Managing Huge Data with Distributed Storage and Hadoop Cluster

9 min readSep 17, 2020

Stepping into the world of Big Data and Distributed Computing

Recently, I started my journey as the ARTH Learner in the program “ARTH -2020” under the guidance of ‘The World Record Holder Mr. Vimal Daga Sir’. As it is just the starting phase of my journey as the ARTH learner, here I’m sharing some learnings.

How much data is created on the Internet each day ?

Ever thought about how much data is created every day? So how much data is produced every day in this techie world? Before getting into the depth of it, here is a overview.

Big Data Growth Statistics

The stats of data growth in 2020 tell us that big data is rapidly growing and the amount of data generated each day is increasing at an unprecedented rate. The majority of the world’s data has emerge about in only last few years. If you’ve wondered how much data the average person uses per month, you can start by looking at how much data is created every day in 2020 by the average person.

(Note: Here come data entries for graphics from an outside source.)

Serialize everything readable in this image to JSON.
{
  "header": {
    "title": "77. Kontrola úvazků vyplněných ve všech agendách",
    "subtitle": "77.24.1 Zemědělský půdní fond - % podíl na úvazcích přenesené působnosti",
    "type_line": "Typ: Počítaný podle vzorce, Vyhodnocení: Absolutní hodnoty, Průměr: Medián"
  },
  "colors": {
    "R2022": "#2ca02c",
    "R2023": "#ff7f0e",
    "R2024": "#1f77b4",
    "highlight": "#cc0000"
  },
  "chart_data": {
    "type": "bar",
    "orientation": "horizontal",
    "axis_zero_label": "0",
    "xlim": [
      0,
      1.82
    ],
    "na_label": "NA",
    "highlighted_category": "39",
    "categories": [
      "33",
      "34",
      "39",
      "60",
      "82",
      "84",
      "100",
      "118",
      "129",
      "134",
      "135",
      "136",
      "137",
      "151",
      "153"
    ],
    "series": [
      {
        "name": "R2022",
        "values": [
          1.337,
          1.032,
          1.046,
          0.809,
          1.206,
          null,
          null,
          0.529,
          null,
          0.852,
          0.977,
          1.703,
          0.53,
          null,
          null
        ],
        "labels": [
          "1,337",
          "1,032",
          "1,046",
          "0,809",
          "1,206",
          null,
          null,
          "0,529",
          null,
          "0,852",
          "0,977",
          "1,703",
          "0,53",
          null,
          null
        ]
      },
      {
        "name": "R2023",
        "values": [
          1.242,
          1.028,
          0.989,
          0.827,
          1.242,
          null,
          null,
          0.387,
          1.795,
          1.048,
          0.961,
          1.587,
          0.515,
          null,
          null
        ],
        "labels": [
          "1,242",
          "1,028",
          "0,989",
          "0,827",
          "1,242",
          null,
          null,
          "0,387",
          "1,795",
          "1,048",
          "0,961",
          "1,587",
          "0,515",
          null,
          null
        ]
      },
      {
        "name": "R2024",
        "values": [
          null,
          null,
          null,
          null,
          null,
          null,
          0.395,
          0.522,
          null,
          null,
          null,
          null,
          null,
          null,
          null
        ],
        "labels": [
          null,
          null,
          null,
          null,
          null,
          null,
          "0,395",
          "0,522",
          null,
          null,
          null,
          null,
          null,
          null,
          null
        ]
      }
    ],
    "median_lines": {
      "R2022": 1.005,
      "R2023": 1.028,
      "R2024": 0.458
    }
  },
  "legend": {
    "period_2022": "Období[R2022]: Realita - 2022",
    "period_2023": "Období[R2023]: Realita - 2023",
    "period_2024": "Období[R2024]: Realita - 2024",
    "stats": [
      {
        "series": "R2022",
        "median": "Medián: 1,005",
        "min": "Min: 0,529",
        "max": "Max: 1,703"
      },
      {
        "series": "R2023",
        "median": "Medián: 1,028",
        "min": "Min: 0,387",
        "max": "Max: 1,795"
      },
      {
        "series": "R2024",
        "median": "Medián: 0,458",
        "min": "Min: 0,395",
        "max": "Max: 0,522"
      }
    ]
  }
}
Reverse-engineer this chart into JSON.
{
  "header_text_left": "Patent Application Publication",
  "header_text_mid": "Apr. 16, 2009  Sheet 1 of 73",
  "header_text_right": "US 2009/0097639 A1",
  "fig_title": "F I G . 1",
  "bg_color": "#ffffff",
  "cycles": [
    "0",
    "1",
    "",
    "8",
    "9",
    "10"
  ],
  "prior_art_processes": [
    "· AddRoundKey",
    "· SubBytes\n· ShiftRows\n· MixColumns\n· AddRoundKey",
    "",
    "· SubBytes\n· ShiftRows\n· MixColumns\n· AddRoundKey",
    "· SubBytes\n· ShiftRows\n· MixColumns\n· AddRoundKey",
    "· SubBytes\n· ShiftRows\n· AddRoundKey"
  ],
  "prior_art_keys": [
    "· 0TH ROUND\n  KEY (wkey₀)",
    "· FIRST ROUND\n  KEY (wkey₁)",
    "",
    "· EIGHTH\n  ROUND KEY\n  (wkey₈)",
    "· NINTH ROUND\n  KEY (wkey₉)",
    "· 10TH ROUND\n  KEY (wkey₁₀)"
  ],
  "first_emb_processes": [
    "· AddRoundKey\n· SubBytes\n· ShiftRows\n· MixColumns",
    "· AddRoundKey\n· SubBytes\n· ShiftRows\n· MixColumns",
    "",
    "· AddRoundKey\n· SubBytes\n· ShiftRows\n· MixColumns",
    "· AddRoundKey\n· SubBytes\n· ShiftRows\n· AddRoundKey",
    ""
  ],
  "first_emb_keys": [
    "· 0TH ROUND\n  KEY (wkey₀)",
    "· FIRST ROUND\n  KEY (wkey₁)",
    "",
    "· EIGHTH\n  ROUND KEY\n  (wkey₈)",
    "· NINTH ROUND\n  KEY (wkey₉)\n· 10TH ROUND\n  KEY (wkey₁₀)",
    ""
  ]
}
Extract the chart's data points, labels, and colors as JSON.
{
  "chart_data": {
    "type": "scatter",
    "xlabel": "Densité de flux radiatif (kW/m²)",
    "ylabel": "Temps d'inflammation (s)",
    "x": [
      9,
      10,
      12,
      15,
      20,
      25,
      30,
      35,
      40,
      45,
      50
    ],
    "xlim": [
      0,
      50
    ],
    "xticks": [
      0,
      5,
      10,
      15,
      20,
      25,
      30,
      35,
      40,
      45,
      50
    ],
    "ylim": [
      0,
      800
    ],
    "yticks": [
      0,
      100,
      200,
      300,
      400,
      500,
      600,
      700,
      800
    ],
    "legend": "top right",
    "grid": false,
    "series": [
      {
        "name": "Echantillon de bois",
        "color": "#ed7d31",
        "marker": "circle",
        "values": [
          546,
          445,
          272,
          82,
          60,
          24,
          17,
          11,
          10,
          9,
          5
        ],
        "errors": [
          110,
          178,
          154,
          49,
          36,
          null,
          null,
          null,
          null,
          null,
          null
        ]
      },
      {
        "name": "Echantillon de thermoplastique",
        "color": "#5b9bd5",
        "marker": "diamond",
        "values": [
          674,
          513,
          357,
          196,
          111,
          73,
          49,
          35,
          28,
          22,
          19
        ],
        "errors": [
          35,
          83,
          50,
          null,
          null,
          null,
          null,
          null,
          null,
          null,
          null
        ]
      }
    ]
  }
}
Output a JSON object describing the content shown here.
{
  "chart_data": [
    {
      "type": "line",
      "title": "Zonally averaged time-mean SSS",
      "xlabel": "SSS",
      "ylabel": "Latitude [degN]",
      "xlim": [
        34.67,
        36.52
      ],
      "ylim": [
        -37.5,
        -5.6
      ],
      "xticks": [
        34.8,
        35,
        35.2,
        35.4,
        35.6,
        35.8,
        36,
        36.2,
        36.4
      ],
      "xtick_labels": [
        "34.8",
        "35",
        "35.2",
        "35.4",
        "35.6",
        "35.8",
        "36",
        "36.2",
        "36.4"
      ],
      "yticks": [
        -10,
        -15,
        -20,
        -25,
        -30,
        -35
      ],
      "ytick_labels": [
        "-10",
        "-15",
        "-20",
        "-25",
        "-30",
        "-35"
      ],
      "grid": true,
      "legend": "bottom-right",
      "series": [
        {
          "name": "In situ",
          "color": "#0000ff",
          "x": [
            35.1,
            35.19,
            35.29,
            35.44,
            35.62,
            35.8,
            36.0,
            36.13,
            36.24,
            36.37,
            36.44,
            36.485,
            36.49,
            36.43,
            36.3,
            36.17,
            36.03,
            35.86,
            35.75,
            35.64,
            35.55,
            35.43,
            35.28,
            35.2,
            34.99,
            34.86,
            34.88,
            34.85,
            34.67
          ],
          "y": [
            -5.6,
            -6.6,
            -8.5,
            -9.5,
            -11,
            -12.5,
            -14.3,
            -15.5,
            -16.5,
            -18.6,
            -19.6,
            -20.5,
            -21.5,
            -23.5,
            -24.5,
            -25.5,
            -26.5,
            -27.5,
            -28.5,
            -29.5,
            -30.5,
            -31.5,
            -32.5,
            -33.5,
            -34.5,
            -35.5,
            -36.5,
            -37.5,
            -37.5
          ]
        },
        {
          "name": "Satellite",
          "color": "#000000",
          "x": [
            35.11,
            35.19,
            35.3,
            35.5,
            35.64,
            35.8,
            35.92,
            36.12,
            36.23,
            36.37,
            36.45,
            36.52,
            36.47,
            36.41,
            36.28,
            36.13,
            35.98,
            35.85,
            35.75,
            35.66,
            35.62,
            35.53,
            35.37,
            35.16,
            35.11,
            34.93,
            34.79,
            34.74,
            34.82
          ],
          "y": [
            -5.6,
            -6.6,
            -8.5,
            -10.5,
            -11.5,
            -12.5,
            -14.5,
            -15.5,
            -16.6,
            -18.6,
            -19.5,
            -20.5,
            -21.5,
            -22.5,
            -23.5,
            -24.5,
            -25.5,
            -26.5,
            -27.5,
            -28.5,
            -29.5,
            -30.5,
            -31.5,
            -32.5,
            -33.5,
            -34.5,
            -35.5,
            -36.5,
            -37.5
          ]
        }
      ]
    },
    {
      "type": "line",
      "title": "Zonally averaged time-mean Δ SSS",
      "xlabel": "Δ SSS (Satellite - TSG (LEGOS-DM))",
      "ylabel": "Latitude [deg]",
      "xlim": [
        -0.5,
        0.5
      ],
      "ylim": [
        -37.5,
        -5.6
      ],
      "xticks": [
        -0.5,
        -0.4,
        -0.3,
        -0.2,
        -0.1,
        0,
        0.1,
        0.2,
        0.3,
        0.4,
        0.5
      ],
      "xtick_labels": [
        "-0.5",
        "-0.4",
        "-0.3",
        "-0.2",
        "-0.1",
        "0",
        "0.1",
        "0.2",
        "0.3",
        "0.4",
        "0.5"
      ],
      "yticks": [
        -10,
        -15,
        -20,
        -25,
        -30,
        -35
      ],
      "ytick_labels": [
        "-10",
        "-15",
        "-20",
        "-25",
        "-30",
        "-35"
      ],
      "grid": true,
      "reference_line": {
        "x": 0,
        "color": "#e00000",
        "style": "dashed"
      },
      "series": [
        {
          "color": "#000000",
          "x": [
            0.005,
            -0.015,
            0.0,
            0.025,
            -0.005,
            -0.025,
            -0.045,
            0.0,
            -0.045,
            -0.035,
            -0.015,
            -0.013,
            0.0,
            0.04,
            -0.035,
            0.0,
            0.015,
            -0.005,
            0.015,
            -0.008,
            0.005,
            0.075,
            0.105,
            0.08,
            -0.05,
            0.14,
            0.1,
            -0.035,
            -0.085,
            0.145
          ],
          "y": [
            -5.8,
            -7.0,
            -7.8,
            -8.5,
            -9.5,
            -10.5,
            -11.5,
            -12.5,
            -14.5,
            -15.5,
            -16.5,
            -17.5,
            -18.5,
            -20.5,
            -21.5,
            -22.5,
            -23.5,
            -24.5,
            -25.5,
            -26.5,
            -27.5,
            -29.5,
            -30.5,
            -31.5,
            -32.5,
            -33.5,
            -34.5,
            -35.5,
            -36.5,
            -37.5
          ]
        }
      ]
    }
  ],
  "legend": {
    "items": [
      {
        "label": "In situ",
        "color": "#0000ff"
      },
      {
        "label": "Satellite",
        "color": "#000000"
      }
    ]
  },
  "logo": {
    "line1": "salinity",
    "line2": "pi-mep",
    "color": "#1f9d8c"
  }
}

This currently stands at 2.5 quintillion bytes per person, per day (there are 18 zeroes in a quintillion. Just for your information).

In the last two years alone, around 90% of the world’s data has been created. By the end of 2020, around 44 zettabytes will make up the entire digital universe. Furthermore, it is estimated that around 463 exabytes of data will be generated each day by humans as of 2025. These impressive technology growth stats for big data show no sign of slowing down. Thus, Big Data is the future of the world.

**Tabular Representation of various Memory Sizes**

Here’s How Much Data Big Companies Manage

It makes us to wonder, just how much data is the tech giants companies like Google and Facebook are generating? What does that hugedata look like, and is it comparable to any such? Here are the stats from four of the biggest tech companies out there right now.

Google: 40,000 Google Web Searches Per Second

Google revealed some huge, big stats on big data recently. Around more than 3.7 billion humans now have regular access to the internet. And, that results in approx 40,000 web searches per second on Google. This can only be understand by our habit : No one says “Let me check on the internet.” It’s always “Let me Google that.”.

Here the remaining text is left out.